The rigorous mathematical approach that Toro was taking to the development of new mathematical algorithms for computational fluid dynamics attracted my attention, and I was very honoured to have him agree to supervise my MSc project.

By now the mathematical bug had bitten deeply, and a return to Wits University to join the lecturing staff in 1993 allowed me the freedom to select my PhD topic at will. A major influence was the physicist, Fabio Frescura, who during my earliest university days had astounded me, to the extent that I could then understand, with the power of his highly geometric approach to explaining the natural behaviour of physical systems. I'd also been impressed by several colleagues in the Applied Mathematics Department at Wits who were applying Group Theory and Geometric Dynamics to problems in General Relativity, and in particular to understanding the propagation of gravitational waves through the vacuum of space.

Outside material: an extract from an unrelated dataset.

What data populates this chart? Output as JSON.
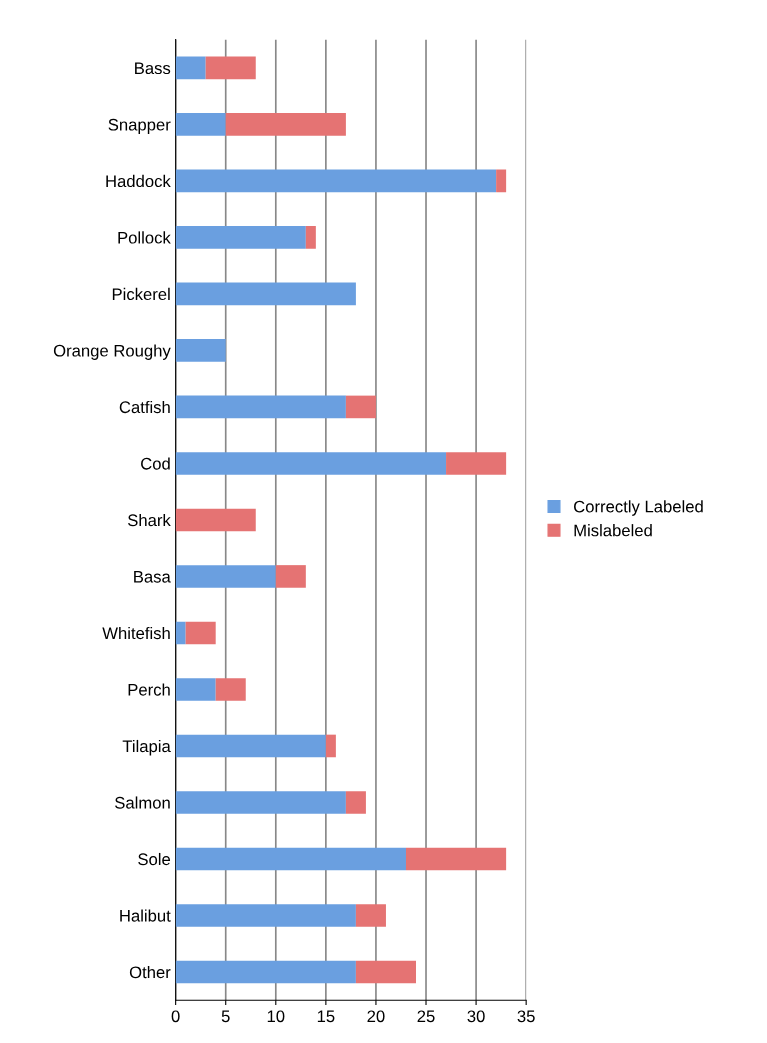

My thesis topic was borne out of the idea that such methods could be applied successfully to understanding more deeply the mysteries of aero- and fluid dynamics. In my mind the standard expositions had always been cluttered by the inadequacies of the language that was being used to describe what were essentially geometric concepts. Surely, just by using a simple exterior differential operator, all the fuss around the 'div,' 'curl,' and 'grad' operators of the conventional vector differential calculus used in most fluid dynamics texts and papers would evaporate, and Stokes's, Gauss's and Green's theorems would all become special cases of one, unified result?

This was indeed the case, and I managed during the course of my PhD to apply these advanced mathematical concepts to generalising our understanding of the dynamics of incompressible fluids that are subject to the effects of surface tension - such as droplets, films and foams.